Frankly, it started to go downhill when user-generated subreddits were invented and every nazi snake in the world suddenly thought they’d found a place to hang out. Or maybe when it became a place to organise doxxing and brigading and vigilantism. But whenever the tipping point was it came from a slow decline, not the much-faster one that came later on with the “new” interface and the blocking of the APIs and the pushing of the app and basically every policy Pao enacted.
Nowadays I hear they’re into NFTs and censoring people at Musk’s request and stripping moderators out of subreddits whose content doesn’t line-up with the advertisers they want to get in, so I guess things are even worse still.
Anyway: for me… I just quietly vanished. I said goodbye to some of the friends in the private communities I was in, or by private message (which were still a thing back then), ensuring that they knew where they could find me in the wider Internet. I did a data backup/export, and retro-reposted some of my posts to my blog. I had a script trash the first ten years of comments I’d ever posted to the site, because I was feeling spiteful, replacing them all with the same message about how Reddit’s getting shit. And then I logged out.

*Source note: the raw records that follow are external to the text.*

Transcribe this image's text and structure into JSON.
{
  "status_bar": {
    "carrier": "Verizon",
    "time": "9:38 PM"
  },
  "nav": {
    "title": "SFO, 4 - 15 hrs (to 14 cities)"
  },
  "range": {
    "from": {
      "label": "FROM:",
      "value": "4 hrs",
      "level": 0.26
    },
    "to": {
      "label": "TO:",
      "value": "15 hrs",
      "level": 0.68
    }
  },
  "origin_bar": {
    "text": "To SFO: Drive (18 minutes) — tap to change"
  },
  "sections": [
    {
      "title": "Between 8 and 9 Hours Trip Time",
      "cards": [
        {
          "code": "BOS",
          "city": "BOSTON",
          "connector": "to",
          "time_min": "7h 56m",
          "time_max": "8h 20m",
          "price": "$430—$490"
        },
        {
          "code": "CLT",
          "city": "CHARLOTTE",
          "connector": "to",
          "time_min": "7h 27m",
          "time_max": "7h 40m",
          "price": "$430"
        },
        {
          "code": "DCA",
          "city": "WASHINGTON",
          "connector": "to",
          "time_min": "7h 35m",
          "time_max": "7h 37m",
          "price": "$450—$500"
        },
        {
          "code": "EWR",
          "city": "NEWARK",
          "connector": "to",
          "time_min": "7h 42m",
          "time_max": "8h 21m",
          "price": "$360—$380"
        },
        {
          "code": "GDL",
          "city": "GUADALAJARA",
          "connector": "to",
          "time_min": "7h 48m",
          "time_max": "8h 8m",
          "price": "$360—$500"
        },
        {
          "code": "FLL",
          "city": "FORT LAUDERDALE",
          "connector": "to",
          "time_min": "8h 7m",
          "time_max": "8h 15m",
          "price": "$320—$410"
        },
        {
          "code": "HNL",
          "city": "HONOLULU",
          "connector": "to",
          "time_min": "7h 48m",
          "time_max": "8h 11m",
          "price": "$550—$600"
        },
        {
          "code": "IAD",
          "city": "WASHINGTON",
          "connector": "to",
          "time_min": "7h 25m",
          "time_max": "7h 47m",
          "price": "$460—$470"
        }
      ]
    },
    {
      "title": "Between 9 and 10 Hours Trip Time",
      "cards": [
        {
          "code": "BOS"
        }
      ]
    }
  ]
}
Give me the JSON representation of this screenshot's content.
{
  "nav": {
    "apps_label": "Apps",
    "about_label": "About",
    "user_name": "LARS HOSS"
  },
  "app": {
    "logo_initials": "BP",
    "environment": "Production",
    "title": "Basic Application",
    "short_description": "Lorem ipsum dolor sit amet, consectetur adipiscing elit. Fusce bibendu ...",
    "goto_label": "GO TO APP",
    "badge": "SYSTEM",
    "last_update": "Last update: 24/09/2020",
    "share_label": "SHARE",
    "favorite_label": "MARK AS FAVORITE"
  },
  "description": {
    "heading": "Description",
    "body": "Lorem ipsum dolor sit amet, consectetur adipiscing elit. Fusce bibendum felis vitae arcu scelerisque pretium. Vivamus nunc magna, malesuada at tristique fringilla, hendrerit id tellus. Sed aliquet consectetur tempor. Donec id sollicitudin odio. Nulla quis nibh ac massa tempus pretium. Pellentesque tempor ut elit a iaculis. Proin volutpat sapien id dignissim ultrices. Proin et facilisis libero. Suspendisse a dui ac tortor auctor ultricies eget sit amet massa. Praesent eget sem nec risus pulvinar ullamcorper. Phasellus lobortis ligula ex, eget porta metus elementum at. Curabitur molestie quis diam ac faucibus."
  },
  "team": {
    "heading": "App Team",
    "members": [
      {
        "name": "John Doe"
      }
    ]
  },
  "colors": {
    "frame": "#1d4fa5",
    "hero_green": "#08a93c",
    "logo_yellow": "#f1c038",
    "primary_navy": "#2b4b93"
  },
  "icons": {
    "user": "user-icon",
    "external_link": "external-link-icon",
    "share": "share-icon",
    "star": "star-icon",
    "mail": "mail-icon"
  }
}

I’ve found smaller and quieter communities. I dug up my old Metafilter account: Metafilter predates Reddit and is, in many ways, a lot like Reddit was before Subreddits were a thing. It’s got its own culture and its own community which includes (a) strong moderation, so you’ll see less slop, and and (b) paying for your account, so you’ll see far fewer trolls. Plus, it’s a smaller site with a smaller membership. It listens to its community, and is transitioning into a non-profit.
There’s plenty of other “old” link sharing sites still going, too: I didn’t need to go further than Metafilter, but if they’re more your feel then I hear Slashdot and Fark are still ticking over, if you prefer your content more (a) nerdy and sarcastic or (b) childish and edgy, respectively.
Because mostly, the communities I’ve replaced Reddit with have been open-web communities. Indiewebbers, bloggers, smolweb enthusiasts. I shoot the breeze with arty folks on the Melonland Forums, swing over to Bubbles.town to get the “mood” of the blogosphere (it’s got to be the second-top place I go to “discover” personal blogs, now, after those mentioned by folks already in my RSS reader of course!), or swing over to a couple of newsgroups – yes, newsgroups are still a thing, and some of them are still alive! – if that’s where “my people” seem to be.
There’s a bigger wider world. You definitely don’t need Reddit.1
That said, I didn’t delete my account. And I’ve logged in, since, usually about once or twice a year. I’ve answered a few necro-replies that I’ve received, and I even posted to /r/TipOfMyJoystick the other month to help me remember a videogame I’d long forgotten. But every time it’s just a passing visit. I do what I came to do, log out again, and forget about the site for another six to twelve months.
It’s not a part of what I do online any more. Just another site that I don’t really use. Like Amazon!
Anyway, I hope that helps with your journey. Good luck, buddy!